Technical information
- Licensing authority: FCC
- Facility ID: 69401
- Class: A
- ERP: 5,000 watts
- Transmitter coordinates: 35°2′55.3″N 92°27′49.5″W﻿ / ﻿35.048694°N 92.463750°W

Links
- Public license information: Public file; LMS;
- Website: uca.edu/kuca/

= KUCA (FM) =

KUCA (91.3 FM) is the student-run radio station of the University of Central Arkansas (UCA) in Conway, Arkansas, United States.

==History==
The then-Arkansas State Teachers College applied on May 7, 1966, to build a new noncommercial FM radio station which would operate with 10 watts on 91.5 MHz. A construction permit was granted on August 9, 1966, and two months later, KASC debuted as the second noncommercial radio station in Arkansas. It initially broadcast seven hours a day, six days a week. KASC was not the first radio station to be located at the college: the short-lived FM station KOWN and its successor KCON (1230 AM) were both housed at the Main Building, and the relocation of the latter allowed space for the establishment of a noncommercial outlet. The call letters were changed to KUCA in April 1975 after the then-State College of Arkansas was elevated to university status.

When it began broadcasting, the station had an easy listening music format; by the 1990s, KUCA mostly broadcast public radio programs from NPR and the BBC. Agitation for a more student-operated radio station—which initially targeted a format change at KUCA—would find expression on campus when the commercial owners of KCON shut the station down and donated the license to UCA in 1998. However, the university soon moved to convert KUCA into a student-run outlet. In 2001, citing the increased availability of its classical and folk music from other stations and an inability to capture a significant classical audience already loyal to other stations, the university announced it would shutter KUCA and redirect its funds to establish "new media". This did not come to pass, and KUCA was instead folded into the student-run group. In 2007, KCON was closed down to permit the use of its transmitter site for UCA expansion, and its UCA sports programming moved to the FM station.
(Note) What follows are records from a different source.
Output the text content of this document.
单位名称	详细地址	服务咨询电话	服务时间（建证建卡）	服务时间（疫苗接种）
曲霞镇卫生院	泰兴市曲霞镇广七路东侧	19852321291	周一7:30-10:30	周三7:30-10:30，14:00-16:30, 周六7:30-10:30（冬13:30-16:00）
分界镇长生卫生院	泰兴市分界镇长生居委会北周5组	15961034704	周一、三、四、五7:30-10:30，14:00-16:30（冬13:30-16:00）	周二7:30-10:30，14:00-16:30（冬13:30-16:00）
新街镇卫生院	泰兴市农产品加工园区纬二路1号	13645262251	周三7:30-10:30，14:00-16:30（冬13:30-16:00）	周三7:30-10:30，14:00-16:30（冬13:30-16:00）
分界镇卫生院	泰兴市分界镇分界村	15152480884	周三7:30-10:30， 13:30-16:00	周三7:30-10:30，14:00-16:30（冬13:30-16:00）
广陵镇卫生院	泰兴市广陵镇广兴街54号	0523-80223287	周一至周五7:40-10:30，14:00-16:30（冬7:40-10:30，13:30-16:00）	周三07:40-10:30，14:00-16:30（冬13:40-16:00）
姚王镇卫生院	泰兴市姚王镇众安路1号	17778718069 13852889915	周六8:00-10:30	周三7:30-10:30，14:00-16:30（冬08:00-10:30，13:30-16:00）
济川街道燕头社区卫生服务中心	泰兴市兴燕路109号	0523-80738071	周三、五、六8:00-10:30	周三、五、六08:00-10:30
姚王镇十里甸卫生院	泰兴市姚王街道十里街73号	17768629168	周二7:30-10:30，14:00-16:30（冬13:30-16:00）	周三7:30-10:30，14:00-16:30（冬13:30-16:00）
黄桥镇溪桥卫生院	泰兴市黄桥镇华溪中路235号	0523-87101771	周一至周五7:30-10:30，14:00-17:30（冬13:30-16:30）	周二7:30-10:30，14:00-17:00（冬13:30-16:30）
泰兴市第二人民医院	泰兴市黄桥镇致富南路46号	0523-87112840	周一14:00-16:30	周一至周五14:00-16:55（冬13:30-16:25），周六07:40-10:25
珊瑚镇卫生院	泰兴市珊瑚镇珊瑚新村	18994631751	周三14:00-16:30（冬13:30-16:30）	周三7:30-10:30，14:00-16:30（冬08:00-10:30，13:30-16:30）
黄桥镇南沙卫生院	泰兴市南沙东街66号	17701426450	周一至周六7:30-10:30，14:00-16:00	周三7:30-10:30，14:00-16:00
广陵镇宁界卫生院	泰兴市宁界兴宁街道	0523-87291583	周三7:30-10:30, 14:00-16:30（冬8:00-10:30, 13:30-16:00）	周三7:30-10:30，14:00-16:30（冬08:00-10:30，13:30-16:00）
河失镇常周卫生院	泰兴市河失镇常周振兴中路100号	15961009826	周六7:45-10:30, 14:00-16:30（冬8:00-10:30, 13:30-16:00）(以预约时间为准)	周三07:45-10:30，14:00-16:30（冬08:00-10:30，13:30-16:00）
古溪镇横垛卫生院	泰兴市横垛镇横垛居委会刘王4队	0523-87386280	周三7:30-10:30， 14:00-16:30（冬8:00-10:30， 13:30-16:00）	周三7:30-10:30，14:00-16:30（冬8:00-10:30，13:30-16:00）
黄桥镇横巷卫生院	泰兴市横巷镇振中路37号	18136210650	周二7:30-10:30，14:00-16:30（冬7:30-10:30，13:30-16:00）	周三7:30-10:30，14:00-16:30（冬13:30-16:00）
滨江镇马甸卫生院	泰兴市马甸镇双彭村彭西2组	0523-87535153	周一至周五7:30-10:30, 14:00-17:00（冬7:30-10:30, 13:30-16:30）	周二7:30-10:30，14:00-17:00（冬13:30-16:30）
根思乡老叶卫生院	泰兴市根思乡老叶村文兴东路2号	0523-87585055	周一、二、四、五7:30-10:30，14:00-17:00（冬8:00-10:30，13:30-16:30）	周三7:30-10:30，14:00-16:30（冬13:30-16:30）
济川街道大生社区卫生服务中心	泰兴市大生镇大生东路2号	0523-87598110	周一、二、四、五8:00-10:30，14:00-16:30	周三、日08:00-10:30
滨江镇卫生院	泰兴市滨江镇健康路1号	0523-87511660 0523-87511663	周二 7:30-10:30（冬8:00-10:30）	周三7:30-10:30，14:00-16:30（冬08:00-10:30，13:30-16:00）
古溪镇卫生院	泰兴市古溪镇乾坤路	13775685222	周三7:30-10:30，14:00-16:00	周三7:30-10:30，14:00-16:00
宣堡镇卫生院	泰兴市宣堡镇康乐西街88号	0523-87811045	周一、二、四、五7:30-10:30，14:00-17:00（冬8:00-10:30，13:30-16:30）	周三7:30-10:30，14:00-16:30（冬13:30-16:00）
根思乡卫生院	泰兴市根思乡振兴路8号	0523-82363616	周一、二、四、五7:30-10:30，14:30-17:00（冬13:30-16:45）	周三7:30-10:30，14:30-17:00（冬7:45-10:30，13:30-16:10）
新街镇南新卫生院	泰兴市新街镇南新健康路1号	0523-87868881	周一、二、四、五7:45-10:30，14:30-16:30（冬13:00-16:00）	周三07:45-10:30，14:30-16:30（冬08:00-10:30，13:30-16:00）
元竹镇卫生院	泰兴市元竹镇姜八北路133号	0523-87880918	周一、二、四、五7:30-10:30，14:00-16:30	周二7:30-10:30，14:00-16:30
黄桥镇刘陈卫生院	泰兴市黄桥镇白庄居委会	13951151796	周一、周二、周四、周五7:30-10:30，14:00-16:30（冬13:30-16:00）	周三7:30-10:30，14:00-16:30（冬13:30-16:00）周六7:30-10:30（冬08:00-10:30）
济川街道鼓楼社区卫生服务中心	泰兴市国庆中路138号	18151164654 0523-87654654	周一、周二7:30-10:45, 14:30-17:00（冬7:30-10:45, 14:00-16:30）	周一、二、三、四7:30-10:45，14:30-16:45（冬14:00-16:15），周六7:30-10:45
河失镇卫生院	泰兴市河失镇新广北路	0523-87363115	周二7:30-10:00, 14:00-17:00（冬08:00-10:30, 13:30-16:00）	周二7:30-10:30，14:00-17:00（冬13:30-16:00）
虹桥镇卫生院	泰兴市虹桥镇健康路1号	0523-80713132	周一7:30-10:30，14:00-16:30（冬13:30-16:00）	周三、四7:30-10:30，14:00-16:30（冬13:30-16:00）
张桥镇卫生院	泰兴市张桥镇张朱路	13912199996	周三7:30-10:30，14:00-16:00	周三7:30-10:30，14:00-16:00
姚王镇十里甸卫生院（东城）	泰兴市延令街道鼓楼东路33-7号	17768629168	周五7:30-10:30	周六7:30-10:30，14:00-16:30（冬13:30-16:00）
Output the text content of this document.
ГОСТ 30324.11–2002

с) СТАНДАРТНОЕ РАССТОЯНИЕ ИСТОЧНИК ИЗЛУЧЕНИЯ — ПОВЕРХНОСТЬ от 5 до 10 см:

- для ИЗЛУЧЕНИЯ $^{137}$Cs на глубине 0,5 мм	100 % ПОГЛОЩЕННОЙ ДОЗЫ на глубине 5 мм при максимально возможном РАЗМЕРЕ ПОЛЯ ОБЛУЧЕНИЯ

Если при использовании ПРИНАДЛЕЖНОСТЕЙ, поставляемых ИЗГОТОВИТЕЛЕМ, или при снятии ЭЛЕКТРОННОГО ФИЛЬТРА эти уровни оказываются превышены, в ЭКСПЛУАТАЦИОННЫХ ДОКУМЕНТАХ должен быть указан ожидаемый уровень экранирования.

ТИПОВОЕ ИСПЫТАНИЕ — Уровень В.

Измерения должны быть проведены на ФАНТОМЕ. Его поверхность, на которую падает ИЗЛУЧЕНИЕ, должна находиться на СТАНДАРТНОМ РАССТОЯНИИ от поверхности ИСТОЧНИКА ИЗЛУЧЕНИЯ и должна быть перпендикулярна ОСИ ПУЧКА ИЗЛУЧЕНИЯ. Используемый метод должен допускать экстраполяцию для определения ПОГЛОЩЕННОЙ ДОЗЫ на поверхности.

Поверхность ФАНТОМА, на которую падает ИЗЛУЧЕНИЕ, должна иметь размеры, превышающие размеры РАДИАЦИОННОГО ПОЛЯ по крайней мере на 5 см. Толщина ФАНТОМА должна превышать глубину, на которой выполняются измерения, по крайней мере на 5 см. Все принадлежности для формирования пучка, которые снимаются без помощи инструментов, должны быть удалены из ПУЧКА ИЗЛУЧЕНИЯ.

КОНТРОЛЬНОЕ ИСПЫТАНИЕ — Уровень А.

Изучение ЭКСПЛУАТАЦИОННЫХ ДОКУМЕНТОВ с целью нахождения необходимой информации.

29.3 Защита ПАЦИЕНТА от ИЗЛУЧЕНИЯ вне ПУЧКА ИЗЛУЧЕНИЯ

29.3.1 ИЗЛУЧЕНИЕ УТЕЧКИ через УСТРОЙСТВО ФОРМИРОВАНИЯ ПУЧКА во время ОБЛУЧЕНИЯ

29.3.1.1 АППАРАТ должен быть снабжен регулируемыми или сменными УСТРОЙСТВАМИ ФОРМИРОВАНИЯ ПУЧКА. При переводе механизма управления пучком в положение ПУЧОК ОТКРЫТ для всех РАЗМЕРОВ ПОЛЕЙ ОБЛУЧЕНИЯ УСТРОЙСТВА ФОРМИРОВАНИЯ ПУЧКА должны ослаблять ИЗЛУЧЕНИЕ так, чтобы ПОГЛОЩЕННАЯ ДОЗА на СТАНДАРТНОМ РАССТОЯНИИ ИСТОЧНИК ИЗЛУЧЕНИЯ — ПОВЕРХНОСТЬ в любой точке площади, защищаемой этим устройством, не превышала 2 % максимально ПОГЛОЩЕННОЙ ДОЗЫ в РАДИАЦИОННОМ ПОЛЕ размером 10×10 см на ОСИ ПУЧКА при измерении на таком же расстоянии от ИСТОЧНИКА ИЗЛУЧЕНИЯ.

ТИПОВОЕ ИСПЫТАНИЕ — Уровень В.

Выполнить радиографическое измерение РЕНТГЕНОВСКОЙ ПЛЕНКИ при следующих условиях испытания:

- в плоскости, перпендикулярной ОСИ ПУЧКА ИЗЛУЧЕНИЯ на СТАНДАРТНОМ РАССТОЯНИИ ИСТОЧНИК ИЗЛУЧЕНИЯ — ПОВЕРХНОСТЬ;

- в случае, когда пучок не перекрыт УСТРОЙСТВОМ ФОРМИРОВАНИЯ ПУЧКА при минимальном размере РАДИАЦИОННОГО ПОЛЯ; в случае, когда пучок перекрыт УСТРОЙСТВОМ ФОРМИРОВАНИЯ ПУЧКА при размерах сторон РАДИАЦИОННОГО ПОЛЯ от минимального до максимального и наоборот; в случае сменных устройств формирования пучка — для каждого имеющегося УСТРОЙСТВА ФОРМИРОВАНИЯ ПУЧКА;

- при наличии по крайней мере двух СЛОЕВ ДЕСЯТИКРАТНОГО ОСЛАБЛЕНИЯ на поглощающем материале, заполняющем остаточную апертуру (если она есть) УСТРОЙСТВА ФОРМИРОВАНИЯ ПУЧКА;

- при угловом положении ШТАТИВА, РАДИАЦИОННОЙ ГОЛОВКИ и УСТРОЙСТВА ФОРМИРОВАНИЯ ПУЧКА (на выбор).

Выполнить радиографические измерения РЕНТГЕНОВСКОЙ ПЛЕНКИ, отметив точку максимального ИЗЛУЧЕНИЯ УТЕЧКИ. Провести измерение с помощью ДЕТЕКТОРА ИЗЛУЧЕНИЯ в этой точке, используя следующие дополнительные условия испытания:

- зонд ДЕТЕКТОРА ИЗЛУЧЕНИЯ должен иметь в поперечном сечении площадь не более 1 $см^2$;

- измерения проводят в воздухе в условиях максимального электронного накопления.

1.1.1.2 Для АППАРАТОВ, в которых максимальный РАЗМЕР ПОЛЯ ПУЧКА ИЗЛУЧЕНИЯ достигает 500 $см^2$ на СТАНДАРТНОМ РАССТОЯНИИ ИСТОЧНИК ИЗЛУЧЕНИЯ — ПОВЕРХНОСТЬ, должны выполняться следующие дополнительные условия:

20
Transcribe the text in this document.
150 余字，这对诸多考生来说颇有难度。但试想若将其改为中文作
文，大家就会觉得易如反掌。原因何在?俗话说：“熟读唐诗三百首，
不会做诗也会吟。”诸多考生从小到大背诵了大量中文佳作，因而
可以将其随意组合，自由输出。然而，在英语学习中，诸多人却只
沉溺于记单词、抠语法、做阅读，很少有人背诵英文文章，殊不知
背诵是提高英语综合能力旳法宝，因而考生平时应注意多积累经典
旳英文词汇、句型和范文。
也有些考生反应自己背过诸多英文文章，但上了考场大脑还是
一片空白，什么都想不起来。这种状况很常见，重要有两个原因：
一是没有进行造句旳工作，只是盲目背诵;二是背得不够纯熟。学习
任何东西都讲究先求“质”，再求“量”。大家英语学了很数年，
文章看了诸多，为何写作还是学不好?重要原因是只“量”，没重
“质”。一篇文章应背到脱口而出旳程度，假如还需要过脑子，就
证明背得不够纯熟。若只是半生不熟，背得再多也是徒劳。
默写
On Tuesday, July 11, 2023, KUCA closed all operations from their old offices and studios in the basement and went live from their new state of the art studio on the main floor of the Ronnie Williams Student Center in the heart of UCA’s campus. The station has an expanded music library now spanning the 80s, 90s, early 2000s, with the hits of today in rotation as well. KUCA continues to air UCA athletics events throughout the year, and also began streaming full time in the fall of 2022 on their own UCA website along with being featured on the TuneIn app.